A conversation with my daughter in the past aroused in me emotions of both concern and relief. Two conflicting emotions you’re thinking. Yes, two conflicting emotions, but the feeling that stays with me is the feeling of relief.
The feeling of relief because she was truthful about her faux pas, her display of bad judgement. All was forgiven, although not forgotten. “This is what the truth accomplishes,” I told her.
This is what you get when you ask your kids to be honest. This is what you get when you ask for honesty, regardless of the response.
What interviewers get from their job candidates at an interview aren’t always honest responses. Candidates are guarded, weighing every word they say, because they feel one wrong answer can blow the deal. They don’t have faith in the interviewers being understanding of mistakes made in the past.
Questions Addressing Candidates Weaknesses
When I spring the question, “What is your greatest weakness?” on my workshop attendees, I often get a moment of silence. Their minds are working like crazy to come up with the correct answer. They think the best answer is one which demonstrates a strength, not a weakness.
No job candidate wants to disclose a real weakness. They don’t want to kill their chances of getting the job, so they creatively elude the question, or even lie.
What I impress upon my workshop attendees is that interviewers want transparency, not a coy answer they’ve heard countless times. The “weakness” question is the one that gives them the most trouble.
So they come up with answers like, “I work too hard,” or, worse yet, “I’m a perfectionist.” I tell them these questions rank high on the bullshit scale, to which they laugh. But it’s true. These answers are predictable. They’re throwaway answers, wasted breath.
Be smart, though. Don’t mention a skill as a weakness that is vital to the position at hand. Bringing up public speaking, when it’s a major component of a position requiring public speaking skills, would be a major problem and probably eliminate you from consideration.
Another question job candidates struggle with is, “Why did you leave your last job?” For those who’ve been let go this can be a struggle. Transparency is required here just like the weakness question.
Unfortunately you may have been let go from your previous position, which means you may have done something wrong; or maybe it was just a conflict in personality with your manager. Whichever the case may be, be transparent, rather than trying to make up a phony story.
For example, “My first manager worked well together because he was clear about his deadlines. However, with my recent manager, I didn’t get a clear sense of when financial reports were due.
This became a problem on a few occasions, which I take responsibility for. Because of this, I’ve learned to ask about strict deadlines.”
Note the person explained the situation succinctly (this answer must be short) and explained how she learned from the experience. This demonstrates transparency and self-awareness.
People Make Mistakes, They Do
Smart interviewers understand that just as jobseekers make mistakes, managers also make mistakes. No one is flawless in the interview process. They don’t want to hear people dancing around their questions. It’s a waste of time and just makes the job candidate look silly.
Furthermore, interviewers want to hear self-awareness, meaning that you know your weaknesses, and are doing something to correct them.
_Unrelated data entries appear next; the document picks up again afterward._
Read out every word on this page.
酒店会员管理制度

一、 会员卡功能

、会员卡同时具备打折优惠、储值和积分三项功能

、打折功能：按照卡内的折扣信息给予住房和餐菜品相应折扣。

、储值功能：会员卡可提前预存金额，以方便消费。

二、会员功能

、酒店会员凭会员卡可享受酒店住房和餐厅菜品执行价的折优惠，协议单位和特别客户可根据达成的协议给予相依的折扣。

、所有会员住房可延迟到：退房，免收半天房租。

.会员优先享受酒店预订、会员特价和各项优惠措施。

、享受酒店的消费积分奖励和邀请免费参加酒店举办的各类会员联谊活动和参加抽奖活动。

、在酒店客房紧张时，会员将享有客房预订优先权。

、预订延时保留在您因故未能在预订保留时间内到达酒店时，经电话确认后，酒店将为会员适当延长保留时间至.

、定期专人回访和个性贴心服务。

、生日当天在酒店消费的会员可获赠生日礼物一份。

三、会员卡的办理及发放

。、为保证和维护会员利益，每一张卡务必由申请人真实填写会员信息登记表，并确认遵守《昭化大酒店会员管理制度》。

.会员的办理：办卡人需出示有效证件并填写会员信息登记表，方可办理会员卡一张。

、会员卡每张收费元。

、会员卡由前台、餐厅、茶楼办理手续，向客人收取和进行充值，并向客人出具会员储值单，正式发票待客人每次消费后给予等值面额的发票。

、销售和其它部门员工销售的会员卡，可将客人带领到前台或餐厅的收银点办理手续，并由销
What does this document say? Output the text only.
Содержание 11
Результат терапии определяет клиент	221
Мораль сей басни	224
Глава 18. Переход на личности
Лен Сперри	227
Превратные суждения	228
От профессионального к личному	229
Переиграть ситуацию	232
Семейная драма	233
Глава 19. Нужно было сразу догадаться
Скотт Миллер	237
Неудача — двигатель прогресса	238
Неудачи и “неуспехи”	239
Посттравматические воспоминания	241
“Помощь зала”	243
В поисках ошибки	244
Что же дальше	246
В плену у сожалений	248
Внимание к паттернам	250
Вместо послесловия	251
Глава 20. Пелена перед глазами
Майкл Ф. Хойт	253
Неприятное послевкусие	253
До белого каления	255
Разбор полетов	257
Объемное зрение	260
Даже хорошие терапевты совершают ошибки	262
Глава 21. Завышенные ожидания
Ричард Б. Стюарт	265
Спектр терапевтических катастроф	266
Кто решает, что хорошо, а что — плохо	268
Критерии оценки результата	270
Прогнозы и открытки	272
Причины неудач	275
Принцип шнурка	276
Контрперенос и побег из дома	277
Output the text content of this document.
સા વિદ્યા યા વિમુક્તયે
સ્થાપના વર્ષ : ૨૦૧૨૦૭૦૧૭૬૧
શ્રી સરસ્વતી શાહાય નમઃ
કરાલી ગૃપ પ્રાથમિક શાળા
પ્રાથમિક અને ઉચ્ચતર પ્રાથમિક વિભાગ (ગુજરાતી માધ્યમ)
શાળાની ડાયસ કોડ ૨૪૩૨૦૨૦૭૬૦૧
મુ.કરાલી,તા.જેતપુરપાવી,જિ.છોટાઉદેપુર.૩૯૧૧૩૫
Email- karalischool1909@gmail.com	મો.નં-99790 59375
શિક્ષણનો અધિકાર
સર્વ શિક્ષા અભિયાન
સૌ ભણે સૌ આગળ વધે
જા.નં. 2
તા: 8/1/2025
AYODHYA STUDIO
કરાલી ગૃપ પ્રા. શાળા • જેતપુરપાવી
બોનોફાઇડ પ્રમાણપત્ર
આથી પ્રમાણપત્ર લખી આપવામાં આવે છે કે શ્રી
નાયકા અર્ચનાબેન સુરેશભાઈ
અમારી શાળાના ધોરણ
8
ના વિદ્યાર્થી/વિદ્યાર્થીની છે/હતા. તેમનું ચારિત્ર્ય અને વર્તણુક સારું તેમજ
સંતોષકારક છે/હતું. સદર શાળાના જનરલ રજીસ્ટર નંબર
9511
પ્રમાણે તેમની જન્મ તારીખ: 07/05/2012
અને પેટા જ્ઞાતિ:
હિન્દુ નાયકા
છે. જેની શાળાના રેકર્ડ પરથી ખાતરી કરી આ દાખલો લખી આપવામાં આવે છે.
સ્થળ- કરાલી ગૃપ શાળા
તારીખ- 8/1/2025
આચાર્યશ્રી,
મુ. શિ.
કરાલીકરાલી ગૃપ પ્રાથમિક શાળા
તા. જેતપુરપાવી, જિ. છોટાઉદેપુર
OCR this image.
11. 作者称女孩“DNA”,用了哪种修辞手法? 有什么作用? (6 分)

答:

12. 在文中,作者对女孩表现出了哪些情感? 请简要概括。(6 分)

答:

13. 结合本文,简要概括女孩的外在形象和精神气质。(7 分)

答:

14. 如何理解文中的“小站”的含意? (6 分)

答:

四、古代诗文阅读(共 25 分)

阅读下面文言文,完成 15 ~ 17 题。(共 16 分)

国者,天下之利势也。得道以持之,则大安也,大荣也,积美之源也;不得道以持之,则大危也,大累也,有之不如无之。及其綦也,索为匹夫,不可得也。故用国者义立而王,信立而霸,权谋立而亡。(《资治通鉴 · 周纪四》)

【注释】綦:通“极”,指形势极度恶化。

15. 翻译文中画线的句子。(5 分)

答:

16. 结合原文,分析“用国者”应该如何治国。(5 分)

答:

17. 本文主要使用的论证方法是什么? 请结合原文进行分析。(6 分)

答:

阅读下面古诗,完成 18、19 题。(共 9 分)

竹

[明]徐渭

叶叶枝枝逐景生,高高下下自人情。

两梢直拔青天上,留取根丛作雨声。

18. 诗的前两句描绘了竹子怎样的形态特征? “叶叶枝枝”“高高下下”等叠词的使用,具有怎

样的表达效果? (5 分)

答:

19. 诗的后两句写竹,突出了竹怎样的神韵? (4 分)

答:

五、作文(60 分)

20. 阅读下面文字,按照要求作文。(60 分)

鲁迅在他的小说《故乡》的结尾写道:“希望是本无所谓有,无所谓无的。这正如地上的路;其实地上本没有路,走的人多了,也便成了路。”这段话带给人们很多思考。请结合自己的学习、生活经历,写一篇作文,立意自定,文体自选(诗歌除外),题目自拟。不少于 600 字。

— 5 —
If your greatest weakness is a fear of public speaking, maybe you’ve been attending Toastmasters to get over that fear.
Lynda Spiegel, a job coach who has interviewed hundreds of job candidates, believes transparency is the best policy:
“There’s nothing to be gained by candidates trying to bluff their weaknesses. To act as though a strength is a weakness (“I can’t seem to turn off my work email when on vacation”) is disingenuous, and to claim that there are no weaknesses lacks credibility. The best way for candidates to approach questions about their weaknesses is to acknowledge one or two, explain what they’ve done to address them, and then move on to their strengths.”
If you can’t admit that you slip every once in awhile, you lack not only self-awareness, but also emotional intelligence, which is a key component of your personality. Not all interviewers want the purple squirrel, the candidate that is perfect and elusive.
Employers want people who can do the job—have most of the required skills—and the motivation to take on challenges. So if candidates don’t have some non-consequential skills, they need to own up to it. Their understanding of self and limitations is part of their EQ, which is not a given in everyone.
Back to My Daughter
It’s tough as a parent to realize your daughter, or son, is not perfect and makes poor judgement calls. Life would be easier if you didn’t have to deal with these minor issues, but they are part of life.
I appreciated her transparency and, as a result, trust her more than if she hadn’t told the truth. In addition, I understand she’ll make mistakes in the future. This is not too different than a conversation that an interviewer and job candidate have. Interviewers will trust candidates more when the candidate is honest….to a point.
I’m sure there was more to the story than my daughter wanted to disclose.